最早実験材料の扱いを超えている。身体を蹂躙するだけでなく心すらも徹底的に蹂躙し、泪に自死をする気力すら失わせ『何も』与えない。


「···後戻りなんて出来ませんからね。もうとっくに超える所は完全に超えちゃってますし。彼女らにとって人間の醜い争いすらも娯楽なんですよ」

「······人間までも、っ!」


ルシオラの声には明確な怒りが含まれていた。異能力者だけでなく人間ですら人間として見ていない者が居る。

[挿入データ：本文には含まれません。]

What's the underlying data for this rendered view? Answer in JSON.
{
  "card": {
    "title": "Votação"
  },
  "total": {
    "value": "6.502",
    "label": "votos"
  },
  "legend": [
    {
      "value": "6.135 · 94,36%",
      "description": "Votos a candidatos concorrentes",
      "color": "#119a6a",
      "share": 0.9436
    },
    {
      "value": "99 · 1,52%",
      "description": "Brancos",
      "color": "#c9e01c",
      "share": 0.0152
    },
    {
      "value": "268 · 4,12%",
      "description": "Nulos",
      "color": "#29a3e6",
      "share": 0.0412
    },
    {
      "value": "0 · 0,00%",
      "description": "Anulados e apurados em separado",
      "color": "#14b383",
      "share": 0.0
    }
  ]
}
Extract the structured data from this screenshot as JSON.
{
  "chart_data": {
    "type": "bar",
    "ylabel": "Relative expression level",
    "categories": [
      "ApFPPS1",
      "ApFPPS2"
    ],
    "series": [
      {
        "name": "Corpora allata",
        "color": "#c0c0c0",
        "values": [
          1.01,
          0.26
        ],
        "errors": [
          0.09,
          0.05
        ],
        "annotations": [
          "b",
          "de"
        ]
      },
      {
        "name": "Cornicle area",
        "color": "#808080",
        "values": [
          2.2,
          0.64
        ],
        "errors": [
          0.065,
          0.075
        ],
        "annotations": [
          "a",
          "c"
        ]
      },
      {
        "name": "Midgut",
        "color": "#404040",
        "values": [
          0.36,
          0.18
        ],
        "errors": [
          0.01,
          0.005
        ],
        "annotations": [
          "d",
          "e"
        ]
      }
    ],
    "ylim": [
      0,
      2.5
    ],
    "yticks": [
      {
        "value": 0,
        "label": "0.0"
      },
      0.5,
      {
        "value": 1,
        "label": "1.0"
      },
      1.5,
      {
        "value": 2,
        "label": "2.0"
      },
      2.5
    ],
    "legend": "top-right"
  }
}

「貴方も同じでしょう。異能力者···いえ、自分の全てを虐げた人間達が憎くて仕方がない。貴方と初めて会った時もそう言った眼をしてましたよ」


泪の正論にルシオラは言葉が出ない。自身が能力の高い異能力者であるが故に、研究所で受けた仕打ちは過酷なものだった。同じく研究所の実験台として捕らえられた力を持つ仲間達が、法すら無視した非人道な実験に耐えきれず力尽き、ゴミの様に次々と棄てられて行くのをルシオラは目の前で見てきた。


「···でも貴方は変わった。いいえ、貴方は生きている『人間』です。貴方は宇都宮の悪意に侵されていない」

「やはり」


表社会だけでなく裏の世界でも、良くも悪くも名を馳せている有名な宇都宮一族。私有の異能力研究所を持ち、噂によると異能力者を使い遺伝子操作だけでなく、不老不死などと言う余りにも人としての道を外れた研究を進めていると聞いた。


「···あの娘は僕の全てだ。あの娘だけは僕を『人間』として見てくれた。だからあの娘が笑ってくれるならそれだけで良い」


泪にとっての『全て』とは、瑠奈の事を言っているのだろう。自分を『人間』として接してくれた事を強く焼きつけていたから、初めから『自分が殺した真宮瑠奈』を偽者だと確信していたのだ。

泪は彼女の存在だけを支えに『自分の願いを叶える為』だけ、前へ進み続けているのだろう。そうまでしなければ、先程彼が語った宇都宮一族による、人を人とも思わぬ凄惨な仕打ちに耐える事など、到底不可能に近い。


「······あの娘だけはー」


泪の言葉を遮ると同時にルシオラは言い放った。